I always LOVED the VERY rare and obscure Jefferson motorcycles that were only produced for a hand full of years in the small rural town of Jefferson Wisconsin...


----------



## New Mexico Brant (Dec 8, 2021)

I just stumbled over the digital catalog for this show, it is a must see!









						Early American Motorcycles
					

SFO Museum Exhibition Catalog. San Francisco International Airport




					issuu.com


----------



## Boxtubebob (Dec 8, 2021)

New Mexico Brant said:


> I just stumbled over the digital catalog for this show, it is a must see!
> 
> 
> 
> ...



The display has been moved from SFO.
I am not sure where it is now. 
It was really nice to see.


----------



## razinhellcustomz (Dec 8, 2021)

New Mexico Brant said:


> I just stumbled over the digital catalog for this show, it is a must see!
> 
> 
> 
> ...



I wonder if their is a hard copy of this catalog available? If so i would love to obtain one.. Thanks for sharing Brant.. Razin..


----------



## New Mexico Brant (Dec 8, 2021)

razinhellcustomz said:


> I wonder if their is a hard copy of this catalog available? If so i would love to obtain one.. Thanks for sharing Brant.. Razin..
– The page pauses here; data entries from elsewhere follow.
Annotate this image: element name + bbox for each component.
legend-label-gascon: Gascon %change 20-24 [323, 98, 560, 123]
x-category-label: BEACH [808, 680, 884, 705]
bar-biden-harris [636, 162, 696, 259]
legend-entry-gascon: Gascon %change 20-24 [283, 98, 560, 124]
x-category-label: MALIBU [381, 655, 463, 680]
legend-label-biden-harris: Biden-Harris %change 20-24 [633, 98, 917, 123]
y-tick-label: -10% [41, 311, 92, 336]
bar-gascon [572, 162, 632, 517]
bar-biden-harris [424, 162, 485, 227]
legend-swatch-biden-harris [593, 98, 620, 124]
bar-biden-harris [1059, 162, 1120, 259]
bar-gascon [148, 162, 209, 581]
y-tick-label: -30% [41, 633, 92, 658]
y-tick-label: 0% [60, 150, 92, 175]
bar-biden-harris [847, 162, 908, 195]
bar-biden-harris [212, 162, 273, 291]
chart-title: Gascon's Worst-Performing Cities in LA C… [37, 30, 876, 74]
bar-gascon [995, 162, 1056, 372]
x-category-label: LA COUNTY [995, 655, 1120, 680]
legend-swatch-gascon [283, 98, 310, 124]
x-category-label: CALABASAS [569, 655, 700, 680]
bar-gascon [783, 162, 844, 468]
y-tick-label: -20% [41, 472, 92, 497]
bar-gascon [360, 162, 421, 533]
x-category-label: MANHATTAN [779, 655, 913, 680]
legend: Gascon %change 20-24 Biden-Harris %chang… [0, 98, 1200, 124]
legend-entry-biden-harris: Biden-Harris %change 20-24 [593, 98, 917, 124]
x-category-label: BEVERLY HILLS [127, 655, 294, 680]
I don’t think so. I was thinking the same thing.  I would love to buy one but I can’t find anywhere that mentions a print copy being available.


----------



## Axlerod (Dec 9, 2021)

New Mexico Brant said:


> I don’t think so. I was thinking the same thing.  I would love to buy one but I can’t find anywhere that mentions a print copy being available.



They have hard copy brochures but it’s not really a catalog. It unfolds into a pretty cool centerfold.


----------